Mr. Hoyer, ordinarily no practitioner of understatement, said during Wednesday’s deliberations that Mr. Trump was “dissimilar from any previous president.”

The debate went back and forth, and on and on. No one could mistake the gravity of the process that was under way. A country that had a profound racial reckoning only six months earlier was undertaking a political reckoning every bit as wrenching, every bit as unavoidable, every bit as defining.

A worldwide audience saw the United States in the mix of horror and awe that in times of crisis may be the indicators of decline, or may be the symbols of strength but, either way, are the inevitable and ineffable colourations of national character. How this moment – with 10 Republicans supporting the measure, the most bipartisan presidential impeachment vote ever – will be remembered depends in large measure on the path the United States takes in coming years, and whether it agrees that what happened on Jan. 6 was a line crossed.

The debate Wednesday was over whether the sanction of impeachment was in some ways self-defeating. It was also over whether, given the imminence of the expiration of the President’s term, it was gratuitous “to the point of caricature,” as GOP Representative Tom McClintock put it; whether it transformed Mr. Trump into a political martyr; and whether it will further inflame those who supported him and resorted to violence by, in the words of Republican Andrew Biggs, “dousing this movement with gasoline.”

To that final question, there is no clear answer. There is no statistical model to consult, no historical antecedent to evaluate.

But lawmakers who are not accustomed to taking a gamble, nonetheless took this step. They may live to regret it, or they may find decades from now that it was their finest hour. No one could have predicted the ascendancy of Mr. Trump. No one can predict the effect of his second impeachment.

But this much is clear. The votes Wednesday, and the votes that will follow when the Senate takes up its trial of Mr. Trump, will define not only the legislative and executive branches, but also the men and women who took this step or who resisted it.

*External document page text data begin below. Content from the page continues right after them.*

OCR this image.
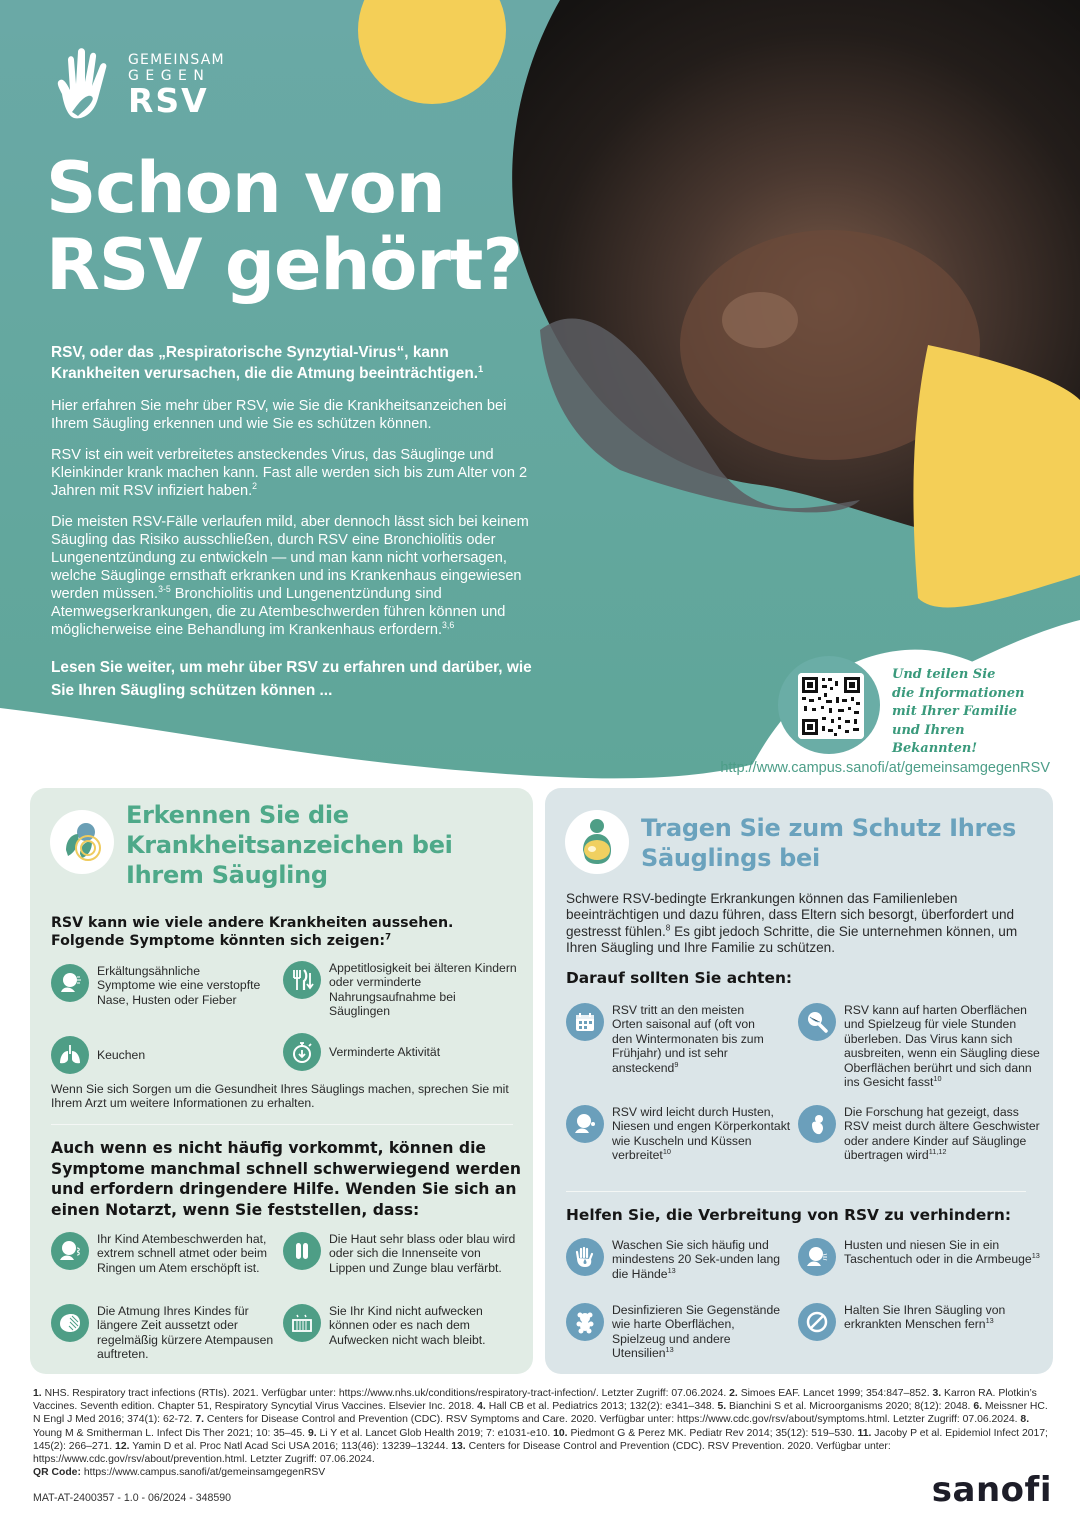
GEMEINSAM
GEGEN
RSV
Schon von
RSV gehört?

RSV, oder das „Respiratorische Synzytial-Virus“, kann Krankheiten verursachen, die die Atmung beeinträchtigen.$^1$

Hier erfahren Sie mehr über RSV, wie Sie die Krankheitsanzeichen bei Ihrem Säugling erkennen und wie Sie es schützen können.

RSV ist ein weit verbreitetes ansteckendes Virus, das Säuglinge und Kleinkinder krank machen kann. Fast alle werden sich bis zum Alter von 2 Jahren mit RSV infiziert haben.$^2$

Die meisten RSV-Fälle verlaufen mild, aber dennoch lässt sich bei keinem Säugling das Risiko ausschließen, durch RSV eine Bronchiolitis oder Lungenentzündung zu entwickeln — und man kann nicht vorhersagen, welche Säuglinge ernsthaft erkranken und ins Krankenhaus eingewiesen werden müssen.$^{3-5}$ Bronchiolitis und Lungenentzündung sind Atemwegserkrankungen, die zu Atembeschwerden führen können und möglicherweise eine Behandlung im Krankenhaus erfordern.$^{3,6}$

Lesen Sie weiter, um mehr über RSV zu erfahren und darüber, wie Sie Ihren Säugling schützen können ...

Und teilen Sie
die Informationen
mit Ihrer Familie
und Ihren Bekannten!
http://www.campus.sanofi/at/gemeinsamgegenRSV
Erkennen Sie die Krankheitsanzeichen bei Ihrem Säugling
RSV kann wie viele andere Krankheiten aussehen. Folgende Symptome könnten sich zeigen:$^7$
Erkältungsähnliche Symptome wie eine verstopfte Nase, Husten oder Fieber
Appetitlosigkeit bei älteren Kindern oder verminderte Nahrungsaufnahme bei Säuglingen
Keuchen	Verminderte Aktivität
Wenn Sie sich Sorgen um die Gesundheit Ihres Säuglings machen, sprechen Sie mit Ihrem Arzt um weitere Informationen zu erhalten.
Auch wenn es nicht häufig vorkommt, können die Symptome manchmal schnell schwerwiegend werden und erfordern dringendere Hilfe. Wenden Sie sich an einen Notarzt, wenn Sie feststellen, dass:
Ihr Kind Atembeschwerden hat, extrem schnell atmet oder beim Ringen um Atem erschöpft ist.
Die Haut sehr blass oder blau wird oder sich die Innenseite von Lippen und Zunge blau verfärbt.
Die Atmung Ihres Kindes für längere Zeit aussetzt oder regelmäßig kürzere Atempausen auftreten.
Sie Ihr Kind nicht aufwecken können oder es nach dem Aufwecken nicht wach bleibt.
Tragen Sie zum Schutz Ihres Säuglings bei
Schwere RSV-bedingte Erkrankungen können das Familienleben beeinträchtigen und dazu führen, dass Eltern sich besorgt, überfordert und gestresst fühlen.$^8$ Es gibt jedoch Schritte, die Sie unternehmen können, um Ihren Säugling und Ihre Familie zu schützen.
Darauf sollten Sie achten:
RSV tritt an den meisten Orten saisonal auf (oft von den Wintermonaten bis zum Frühjahr) und ist sehr ansteckend$^9$
RSV kann auf harten Oberflächen und Spielzeug für viele Stunden überleben. Das Virus kann sich ausbreiten, wenn ein Säugling diese Oberflächen berührt und sich dann ins Gesicht fasst$^{10}$
RSV wird leicht durch Husten, Niesen und engen Körperkontakt wie Kuscheln und Küssen verbreitet$^{10}$
Die Forschung hat gezeigt, dass RSV meist durch ältere Geschwister oder andere Kinder auf Säuglinge übertragen wird$^{11,12}$
Helfen Sie, die Verbreitung von RSV zu verhindern:
Waschen Sie sich häufig und mindestens 20 Sek-unden lang die Hände$^{13}$
Husten und niesen Sie in ein Taschentuch oder in die Armbeuge$^{13}$
Desinfizieren Sie Gegenstände wie harte Oberflächen, Spielzeug und andere Utensilien$^{13}$
Halten Sie Ihren Säugling von erkrankten Menschen fern$^{13}$
1. NHS. Respiratory tract infections (RTIs). 2021. Verfügbar unter: https://www.nhs.uk/conditions/respiratory-tract-infection/. Letzter Zugriff: 07.06.2024. 2. Simoes EAF. Lancet 1999; 354:847–852. 3. Karron RA. Plotkin’s Vaccines. Seventh edition. Chapter 51, Respiratory Syncytial Virus Vaccines. Elsevier Inc. 2018. 4. Hall CB et al. Pediatrics 2013; 132(2): e341–348. 5. Bianchini S et al. Microorganisms 2020; 8(12): 2048. 6. Meissner HC. N Engl J Med 2016; 374(1): 62-72. 7. Centers for Disease Control and Prevention (CDC). RSV Symptoms and Care. 2020. Verfügbar unter: https://www.cdc.gov/rsv/about/symptoms.html. Letzter Zugriff: 07.06.2024. 8. Young M & Smitherman L. Infect Dis Ther 2021; 10: 35–45. 9. Li Y et al. Lancet Glob Health 2019; 7: e1031-e10. 10. Piedmont G & Perez MK. Pediatr Rev 2014; 35(12): 519–530. 11. Jacoby P et al. Epidemiol Infect 2017; 145(2): 266–271. 12. Yamin D et al. Proc Natl Acad Sci USA 2016; 113(46): 13239–13244. 13. Centers for Disease Control and Prevention (CDC). RSV Prevention. 2020. Verfügbar unter: https://www.cdc.gov/rsv/about/prevention.html. Letzter Zugriff: 07.06.2024.
QR Code: https://www.campus.sanofi/at/gemeinsamgegenRSV
MAT-AT-2400357 - 1.0 - 06/2024 - 348590	sanofi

Wednesday’s impeachment will shape the new 117th Congress and beyond. It will shape the legacy of the 45th President. It will shape the passage of the 46th president. And it will be a prominent element of the obituaries of every principal in this drama, not least that of Mr. Trump, where the phrase “the only president of the United States to be impeached twice” will appear in the first paragraph, and in biographies written of him.